FanDuel’s 17 million customers in North America represent a large pool of potential F1 bettors who may not currently think of Formula 1 as a wagering option. Official partnerships change that by putting the sport in front of an engaged, betting-active audience through the sportsbook’s own marketing. For F1, it creates a channel to reach people who might watch a race because they have a bet on it — the same conversion path that has driven growth in NFL and NBA betting engagement.

It is worth noting the broader context of F1’s betting strategy. In March 2026, just weeks before the FanDuel announcement, F1 struck a separate multi-year deal with Betway covering Canada, Mexico, and other international markets. FanDuel is specifically the US and Canada sportsbook and iGaming partner, meaning there is some geographic overlap but distinct roles. The parallel structure suggests F1 is building a patchwork of regional betting partners rather than a single global arrangement.

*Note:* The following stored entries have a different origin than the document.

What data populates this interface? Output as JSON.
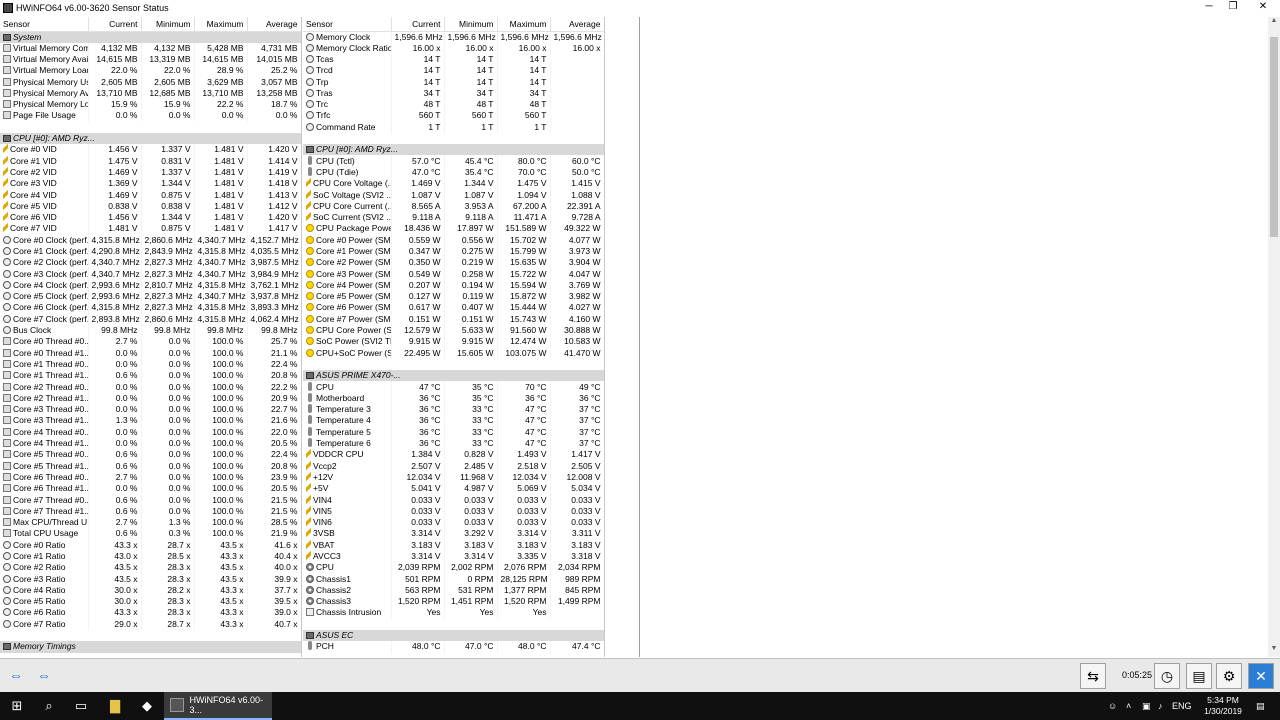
{
  "window": {
    "title": "HWiNFO64 v6.00-3620 Sensor Status",
    "min_icon": "─",
    "max_icon": "❐",
    "close_icon": "✕"
  },
  "columns": {
    "sensor": "Sensor",
    "current": "Current",
    "minimum": "Minimum",
    "maximum": "Maximum",
    "average": "Average"
  },
  "left_rows": [
    {
      "type": "group",
      "name": "System"
    },
    {
      "name": "Virtual Memory Com...",
      "icon": "usage",
      "cur": "4,132 MB",
      "min": "4,132 MB",
      "max": "5,428 MB",
      "avg": "4,731 MB"
    },
    {
      "name": "Virtual Memory Avai...",
      "icon": "usage",
      "cur": "14,615 MB",
      "min": "13,319 MB",
      "max": "14,615 MB",
      "avg": "14,015 MB"
    },
    {
      "name": "Virtual Memory Load",
      "icon": "usage",
      "cur": "22.0 %",
      "min": "22.0 %",
      "max": "28.9 %",
      "avg": "25.2 %"
    },
    {
      "name": "Physical Memory Used",
      "icon": "usage",
      "cur": "2,605 MB",
      "min": "2,605 MB",
      "max": "3,629 MB",
      "avg": "3,057 MB"
    },
    {
      "name": "Physical Memory Av...",
      "icon": "usage",
      "cur": "13,710 MB",
      "min": "12,685 MB",
      "max": "13,710 MB",
      "avg": "13,258 MB"
    },
    {
      "name": "Physical Memory Load",
      "icon": "usage",
      "cur": "15.9 %",
      "min": "15.9 %",
      "max": "22.2 %",
      "avg": "18.7 %"
    },
    {
      "name": "Page File Usage",
      "icon": "usage",
      "cur": "0.0 %",
      "min": "0.0 %",
      "max": "0.0 %",
      "avg": "0.0 %"
    },
    {
      "type": "blank"
    },
    {
      "type": "group",
      "name": "CPU [#0]: AMD Ryz..."
    },
    {
      "name": "Core #0 VID",
      "icon": "volt",
      "cur": "1.456 V",
      "min": "1.337 V",
      "max": "1.481 V",
      "avg": "1.420 V"
    },
    {
      "name": "Core #1 VID",
      "icon": "volt",
      "cur": "1.475 V",
      "min": "0.831 V",
      "max": "1.481 V",
      "avg": "1.414 V"
    },
    {
      "name": "Core #2 VID",
      "icon": "volt",
      "cur": "1.469 V",
      "min": "1.337 V",
      "max": "1.481 V",
      "avg": "1.419 V"
    },
    {
      "name": "Core #3 VID",
      "icon": "volt",
      "cur": "1.369 V",
      "min": "1.344 V",
      "max": "1.481 V",
      "avg": "1.418 V"
    },
    {
      "name": "Core #4 VID",
      "icon": "volt",
      "cur": "1.469 V",
      "min": "0.875 V",
      "max": "1.481 V",
      "avg": "1.413 V"
    },
    {
      "name": "Core #5 VID",
      "icon": "volt",
      "cur": "0.838 V",
      "min": "0.838 V",
      "max": "1.481 V",
      "avg": "1.412 V"
    },
    {
      "name": "Core #6 VID",
      "icon": "volt",
      "cur": "1.456 V",
      "min": "1.344 V",
      "max": "1.481 V",
      "avg": "1.420 V"
    },
    {
      "name": "Core #7 VID",
      "icon": "volt",
      "cur": "1.481 V",
      "min": "0.875 V",
      "max": "1.481 V",
      "avg": "1.417 V"
    },
    {
      "name": "Core #0 Clock (perf...",
      "icon": "clock",
      "cur": "4,315.8 MHz",
      "min": "2,860.6 MHz",
      "max": "4,340.7 MHz",
      "avg": "4,152.7 MHz"
    },
    {
      "name": "Core #1 Clock (perf...",
      "icon": "clock",
      "cur": "4,290.8 MHz",
      "min": "2,843.9 MHz",
      "max": "4,315.8 MHz",
      "avg": "4,035.5 MHz"
    },
    {
      "name": "Core #2 Clock (perf...",
      "icon": "clock",
      "cur": "4,340.7 MHz",
      "min": "2,827.3 MHz",
      "max": "4,340.7 MHz",
      "avg": "3,987.5 MHz"
    },
    {
      "name": "Core #3 Clock (perf...",
      "icon": "clock",
      "cur": "4,340.7 MHz",
      "min": "2,827.3 MHz",
      "max": "4,340.7 MHz",
      "avg": "3,984.9 MHz"
    },
    {
      "name": "Core #4 Clock (perf...",
      "icon": "clock",
      "cur": "2,993.6 MHz",
      "min": "2,810.7 MHz",
      "max": "4,315.8 MHz",
      "avg": "3,762.1 MHz"
    },
    {
      "name": "Core #5 Clock (perf...",
      "icon": "clock",
      "cur": "2,993.6 MHz",
      "min": "2,827.3 MHz",
      "max": "4,340.7 MHz",
      "avg": "3,937.8 MHz"
    },
    {
      "name": "Core #6 Clock (perf...",
      "icon": "clock",
      "cur": "4,315.8 MHz",
      "min": "2,827.3 MHz",
      "max": "4,315.8 MHz",
      "avg": "3,893.3 MHz"
    },
    {
      "name": "Core #7 Clock (perf...",
      "icon": "clock",
      "cur": "2,893.8 MHz",
      "min": "2,860.6 MHz",
      "max": "4,315.8 MHz",
      "avg": "4,062.4 MHz"
    },
    {
      "name": "Bus Clock",
      "icon": "clock",
      "cur": "99.8 MHz",
      "min": "99.8 MHz",
      "max": "99.8 MHz",
      "avg": "99.8 MHz"
    },
    {
      "name": "Core #0 Thread #0...",
      "icon": "usage",
      "cur": "2.7 %",
      "min": "0.0 %",
      "max": "100.0 %",
      "avg": "25.7 %"
    },
    {
      "name": "Core #0 Thread #1...",
      "icon": "usage",
      "cur": "0.0 %",
      "min": "0.0 %",
      "max": "100.0 %",
      "avg": "21.1 %"
    },
    {
      "name": "Core #1 Thread #0...",
      "icon": "usage",
      "cur": "0.0 %",
      "min": "0.0 %",
      "max": "100.0 %",
      "avg": "22.4 %"
    },
    {
      "name": "Core #1 Thread #1...",
      "icon": "usage",
      "cur": "0.6 %",
      "min": "0.0 %",
      "max": "100.0 %",
      "avg": "20.8 %"
    },
    {
      "name": "Core #2 Thread #0...",
      "icon": "usage",
      "cur": "0.0 %",
      "min": "0.0 %",
      "max": "100.0 %",
      "avg": "22.2 %"
    },
    {
      "name": "Core #2 Thread #1...",
      "icon": "usage",
      "cur": "0.0 %",
      "min": "0.0 %",
      "max": "100.0 %",
      "avg": "20.9 %"
    },
    {
      "name": "Core #3 Thread #0...",
      "icon": "usage",
      "cur": "0.0 %",
      "min": "0.0 %",
      "max": "100.0 %",
      "avg": "22.7 %"
    },
    {
      "name": "Core #3 Thread #1...",
      "icon": "usage",
      "cur": "1.3 %",
      "min": "0.0 %",
      "max": "100.0 %",
      "avg": "21.6 %"
    },
    {
      "name": "Core #4 Thread #0...",
      "icon": "usage",
      "cur": "0.0 %",
      "min": "0.0 %",
      "max": "100.0 %",
      "avg": "22.0 %"
    },
    {
      "name": "Core #4 Thread #1...",
      "icon": "usage",
      "cur": "0.0 %",
      "min": "0.0 %",
      "max": "100.0 %",
      "avg": "20.5 %"
    },
    {
      "name": "Core #5 Thread #0...",
      "icon": "usage",
      "cur": "0.6 %",
      "min": "0.0 %",
      "max": "100.0 %",
      "avg": "22.4 %"
    },
    {
      "name": "Core #5 Thread #1...",
      "icon": "usage",
      "cur": "0.6 %",
      "min": "0.0 %",
      "max": "100.0 %",
      "avg": "20.8 %"
    },
    {
      "name": "Core #6 Thread #0...",
      "icon": "usage",
      "cur": "2.7 %",
      "min": "0.0 %",
      "max": "100.0 %",
      "avg": "23.9 %"
    },
    {
      "name": "Core #6 Thread #1...",
      "icon": "usage",
      "cur": "0.0 %",
      "min": "0.0 %",
      "max": "100.0 %",
      "avg": "20.5 %"
    },
    {
      "name": "Core #7 Thread #0...",
      "icon": "usage",
      "cur": "0.6 %",
      "min": "0.0 %",
      "max": "100.0 %",
      "avg": "21.5 %"
    },
    {
      "name": "Core #7 Thread #1...",
      "icon": "usage",
      "cur": "0.6 %",
      "min": "0.0 %",
      "max": "100.0 %",
      "avg": "21.5 %"
    },
    {
      "name": "Max CPU/Thread U...",
      "icon": "usage",
      "cur": "2.7 %",
      "min": "1.3 %",
      "max": "100.0 %",
      "avg": "28.5 %"
    },
    {
      "name": "Total CPU Usage",
      "icon": "usage",
      "cur": "0.6 %",
      "min": "0.3 %",
      "max": "100.0 %",
      "avg": "21.9 %"
    },
    {
      "name": "Core #0 Ratio",
      "icon": "clock",
      "cur": "43.3 x",
      "min": "28.7 x",
      "max": "43.5 x",
      "avg": "41.6 x"
    },
    {
      "name": "Core #1 Ratio",
      "icon": "clock",
      "cur": "43.0 x",
      "min": "28.5 x",
      "max": "43.3 x",
      "avg": "40.4 x"
    },
    {
      "name": "Core #2 Ratio",
      "icon": "clock",
      "cur": "43.5 x",
      "min": "28.3 x",
      "max": "43.5 x",
      "avg": "40.0 x"
    },
    {
      "name": "Core #3 Ratio",
      "icon": "clock",
      "cur": "43.5 x",
      "min": "28.3 x",
      "max": "43.5 x",
      "avg": "39.9 x"
    },
    {
      "name": "Core #4 Ratio",
      "icon": "clock",
      "cur": "30.0 x",
      "min": "28.2 x",
      "max": "43.3 x",
      "avg": "37.7 x"
    },
    {
      "name": "Core #5 Ratio",
      "icon": "clock",
      "cur": "30.0 x",
      "min": "28.3 x",
      "max": "43.5 x",
      "avg": "39.5 x"
    },
    {
      "name": "Core #6 Ratio",
      "icon": "clock",
      "cur": "43.3 x",
      "min": "28.3 x",
      "max": "43.3 x",
      "avg": "39.0 x"
    },
    {
      "name": "Core #7 Ratio",
      "icon": "clock",
      "cur": "29.0 x",
      "min": "28.7 x",
      "max": "43.3 x",
      "avg": "40.7 x"
    },
    {
      "type": "blank"
    },
    {
      "type": "group",
      "name": "Memory Timings"
    }
  ],
  "right_rows": [
    {
      "name": "Memory Clock",
      "icon": "clock",
      "cur": "1,596.6 MHz",
      "min": "1,596.6 MHz",
      "max": "1,596.6 MHz",
      "avg": "1,596.6 MHz"
    },
    {
      "name": "Memory Clock Ratio",
      "icon": "clock",
      "cur": "16.00 x",
      "min": "16.00 x",
      "max": "16.00 x",
      "avg": "16.00 x"
    },
    {
      "name": "Tcas",
      "icon": "clock",
      "cur": "14 T",
      "min": "14 T",
      "max": "14 T",
      "avg": ""
    },
    {
      "name": "Trcd",
      "icon": "clock",
      "cur": "14 T",
      "min": "14 T",
      "max": "14 T",
      "avg": ""
    },
    {
      "name": "Trp",
      "icon": "clock",
      "cur": "14 T",
      "min": "14 T",
      "max": "14 T",
      "avg": ""
    },
    {
      "name": "Tras",
      "icon": "clock",
      "cur": "34 T",
      "min": "34 T",
      "max": "34 T",
      "avg": ""
    },
    {
      "name": "Trc",
      "icon": "clock",
      "cur": "48 T",
      "min": "48 T",
      "max": "48 T",
      "avg": ""
    },
    {
      "name": "Trfc",
      "icon": "clock",
      "cur": "560 T",
      "min": "560 T",
      "max": "560 T",
      "avg": ""
    },
    {
      "name": "Command Rate",
      "icon": "clock",
      "cur": "1 T",
      "min": "1 T",
      "max": "1 T",
      "avg": ""
    },
    {
      "type": "blank"
    },
    {
      "type": "group",
      "name": "CPU [#0]: AMD Ryz..."
    },
    {
      "name": "CPU (Tctl)",
      "icon": "temp",
      "cur": "57.0 °C",
      "min": "45.4 °C",
      "max": "80.0 °C",
      "avg": "60.0 °C"
    },
    {
      "name": "CPU (Tdie)",
      "icon": "temp",
      "cur": "47.0 °C",
      "min": "35.4 °C",
      "max": "70.0 °C",
      "avg": "50.0 °C"
    },
    {
      "name": "CPU Core Voltage (...",
      "icon": "volt",
      "cur": "1.469 V",
      "min": "1.344 V",
      "max": "1.475 V",
      "avg": "1.415 V"
    },
    {
      "name": "SoC Voltage (SVI2 ...",
      "icon": "volt",
      "cur": "1.087 V",
      "min": "1.087 V",
      "max": "1.094 V",
      "avg": "1.088 V"
    },
    {
      "name": "CPU Core Current (...",
      "icon": "volt",
      "cur": "8.565 A",
      "min": "3.953 A",
      "max": "67.200 A",
      "avg": "22.391 A"
    },
    {
      "name": "SoC Current (SVI2 ...",
      "icon": "volt",
      "cur": "9.118 A",
      "min": "9.118 A",
      "max": "11.471 A",
      "avg": "9.728 A"
    },
    {
      "name": "CPU Package Powe...",
      "icon": "power",
      "cur": "18.436 W",
      "min": "17.897 W",
      "max": "151.589 W",
      "avg": "49.322 W"
    },
    {
      "name": "Core #0 Power (SMU)",
      "icon": "power",
      "cur": "0.559 W",
      "min": "0.556 W",
      "max": "15.702 W",
      "avg": "4.077 W"
    },
    {
      "name": "Core #1 Power (SMU)",
      "icon": "power",
      "cur": "0.347 W",
      "min": "0.275 W",
      "max": "15.799 W",
      "avg": "3.973 W"
    },
    {
      "name": "Core #2 Power (SMU)",
      "icon": "power",
      "cur": "0.350 W",
      "min": "0.219 W",
      "max": "15.635 W",
      "avg": "3.904 W"
    },
    {
      "name": "Core #3 Power (SMU)",
      "icon": "power",
      "cur": "0.549 W",
      "min": "0.258 W",
      "max": "15.722 W",
      "avg": "4.047 W"
    },
    {
      "name": "Core #4 Power (SMU)",
      "icon": "power",
      "cur": "0.207 W",
      "min": "0.194 W",
      "max": "15.594 W",
      "avg": "3.769 W"
    },
    {
      "name": "Core #5 Power (SMU)",
      "icon": "power",
      "cur": "0.127 W",
      "min": "0.119 W",
      "max": "15.872 W",
      "avg": "3.982 W"
    },
    {
      "name": "Core #6 Power (SMU)",
      "icon": "power",
      "cur": "0.617 W",
      "min": "0.407 W",
      "max": "15.444 W",
      "avg": "4.027 W"
    },
    {
      "name": "Core #7 Power (SMU)",
      "icon": "power",
      "cur": "0.151 W",
      "min": "0.151 W",
      "max": "15.743 W",
      "avg": "4.160 W"
    },
    {
      "name": "CPU Core Power (S...",
      "icon": "power",
      "cur": "12.579 W",
      "min": "5.633 W",
      "max": "91.560 W",
      "avg": "30.888 W"
    },
    {
      "name": "SoC Power (SVI2 TFN)",
      "icon": "power",
      "cur": "9.915 W",
      "min": "9.915 W",
      "max": "12.474 W",
      "avg": "10.583 W"
    },
    {
      "name": "CPU+SoC Power (S...",
      "icon": "power",
      "cur": "22.495 W",
      "min": "15.605 W",
      "max": "103.075 W",
      "avg": "41.470 W"
    },
    {
      "type": "blank"
    },
    {
      "type": "group",
      "name": "ASUS PRIME X470-..."
    },
    {
      "name": "CPU",
      "icon": "temp",
      "cur": "47 °C",
      "min": "35 °C",
      "max": "70 °C",
      "avg": "49 °C"
    },
    {
      "name": "Motherboard",
      "icon": "temp",
      "cur": "36 °C",
      "min": "35 °C",
      "max": "36 °C",
      "avg": "36 °C"
    },
    {
      "name": "Temperature 3",
      "icon": "temp",
      "cur": "36 °C",
      "min": "33 °C",
      "max": "47 °C",
      "avg": "37 °C"
    },
    {
      "name": "Temperature 4",
      "icon": "temp",
      "cur": "36 °C",
      "min": "33 °C",
      "max": "47 °C",
      "avg": "37 °C"
    },
    {
      "name": "Temperature 5",
      "icon": "temp",
      "cur": "36 °C",
      "min": "33 °C",
      "max": "47 °C",
      "avg": "37 °C"
    },
    {
      "name": "Temperature 6",
      "icon": "temp",
      "cur": "36 °C",
      "min": "33 °C",
      "max": "47 °C",
      "avg": "37 °C"
    },
    {
      "name": "VDDCR CPU",
      "icon": "volt",
      "cur": "1.384 V",
      "min": "0.828 V",
      "max": "1.493 V",
      "avg": "1.417 V"
    },
    {
      "name": "Vccp2",
      "icon": "volt",
      "cur": "2.507 V",
      "min": "2.485 V",
      "max": "2.518 V",
      "avg": "2.505 V"
    },
    {
      "name": "+12V",
      "icon": "volt",
      "cur": "12.034 V",
      "min": "11.968 V",
      "max": "12.034 V",
      "avg": "12.008 V"
    },
    {
      "name": "+5V",
      "icon": "volt",
      "cur": "5.041 V",
      "min": "4.987 V",
      "max": "5.069 V",
      "avg": "5.034 V"
    },
    {
      "name": "VIN4",
      "icon": "volt",
      "cur": "0.033 V",
      "min": "0.033 V",
      "max": "0.033 V",
      "avg": "0.033 V"
    },
    {
      "name": "VIN5",
      "icon": "volt",
      "cur": "0.033 V",
      "min": "0.033 V",
      "max": "0.033 V",
      "avg": "0.033 V"
    },
    {
      "name": "VIN6",
      "icon": "volt",
      "cur": "0.033 V",
      "min": "0.033 V",
      "max": "0.033 V",
      "avg": "0.033 V"
    },
    {
      "name": "3VSB",
      "icon": "volt",
      "cur": "3.314 V",
      "min": "3.292 V",
      "max": "3.314 V",
      "avg": "3.311 V"
    },
    {
      "name": "VBAT",
      "icon": "volt",
      "cur": "3.183 V",
      "min": "3.183 V",
      "max": "3.183 V",
      "avg": "3.183 V"
    },
    {
      "name": "AVCC3",
      "icon": "volt",
      "cur": "3.314 V",
      "min": "3.314 V",
      "max": "3.335 V",
      "avg": "3.318 V"
    },
    {
      "name": "CPU",
      "icon": "fan",
      "cur": "2,039 RPM",
      "min": "2,002 RPM",
      "max": "2,076 RPM",
      "avg": "2,034 RPM"
    },
    {
      "name": "Chassis1",
      "icon": "fan",
      "cur": "501 RPM",
      "min": "0 RPM",
      "max": "28,125 RPM",
      "avg": "989 RPM"
    },
    {
      "name": "Chassis2",
      "icon": "fan",
      "cur": "563 RPM",
      "min": "531 RPM",
      "max": "1,377 RPM",
      "avg": "845 RPM"
    },
    {
      "name": "Chassis3",
      "icon": "fan",
      "cur": "1,520 RPM",
      "min": "1,451 RPM",
      "max": "1,520 RPM",
      "avg": "1,499 RPM"
    },
    {
      "name": "Chassis Intrusion",
      "icon": "other",
      "cur": "Yes",
      "min": "Yes",
      "max": "Yes",
      "avg": ""
    },
    {
      "type": "blank"
    },
    {
      "type": "group",
      "name": "ASUS EC"
    },
    {
      "name": "PCH",
      "icon": "temp",
      "cur": "48.0 °C",
      "min": "47.0 °C",
      "max": "48.0 °C",
      "avg": "47.4 °C"
    }
  ],
  "statusbar": {
    "elapsed": "0:05:25"
  },
  "taskbar": {
    "app_label": "HWiNFO64 v6.00-3...",
    "lang": "ENG",
    "time": "5:34 PM",
    "date": "1/30/2019"
  }
}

Jonny Haworth, F1’s Director of Commercial Partnerships, framed the announcement this way: “We’re delighted to welcome FanDuel as our new Official Betting Operator in the United States and Canada — markets that continue to increase their love and engagement with Formula 1.” Karol Corcoran, FanDuel’s Managing Director, pointed to what makes F1 particularly suited to live betting integration: “Formula 1 generates an incredible amount of real-time data, and our platform is built to turn that into engaging betting opportunities for fans.”

Why North America, Why Now

F1’s North American fanbase has grown substantially over the past several years, a rise driven in large part by the Netflix series Drive to Survive, which turned team dynamics and driver rivalries into must-watch television for millions of people who had never previously followed the sport. Attendance at the US Grand Prix in Austin, the Miami Grand Prix, and the Las Vegas Grand Prix has consistently broken records. A dedicated US sportsbook partner is a logical extension of that commercial momentum.

The timing of the FanDuel announcement — just days before the Miami GP — is deliberate. Miami represents the kind of event where casual fans engage at their highest level, and having FanDuel’s integration visible on f1.com and in the F1 app during race week puts the new partnership in front of exactly the audience it is designed to reach. If you have been looking for a reason to open a betting account or explore what F1 wagering looks like, the FanDuel promo code offers a practical starting point heading into one of the season’s most-watched events.

For bettors who already use other books, the FanDuel-F1 partnership also serves as a reminder of how quickly sports betting integrations are reshaping the media experience around live sports. DraftKings has long been aggressive with its own league partnerships and live betting content, and FanDuel now has a dedicated Formula 1 lane to develop. The next few months will reveal how deep that content commitment runs as additional markets come online and the F1 calendar moves through the summer.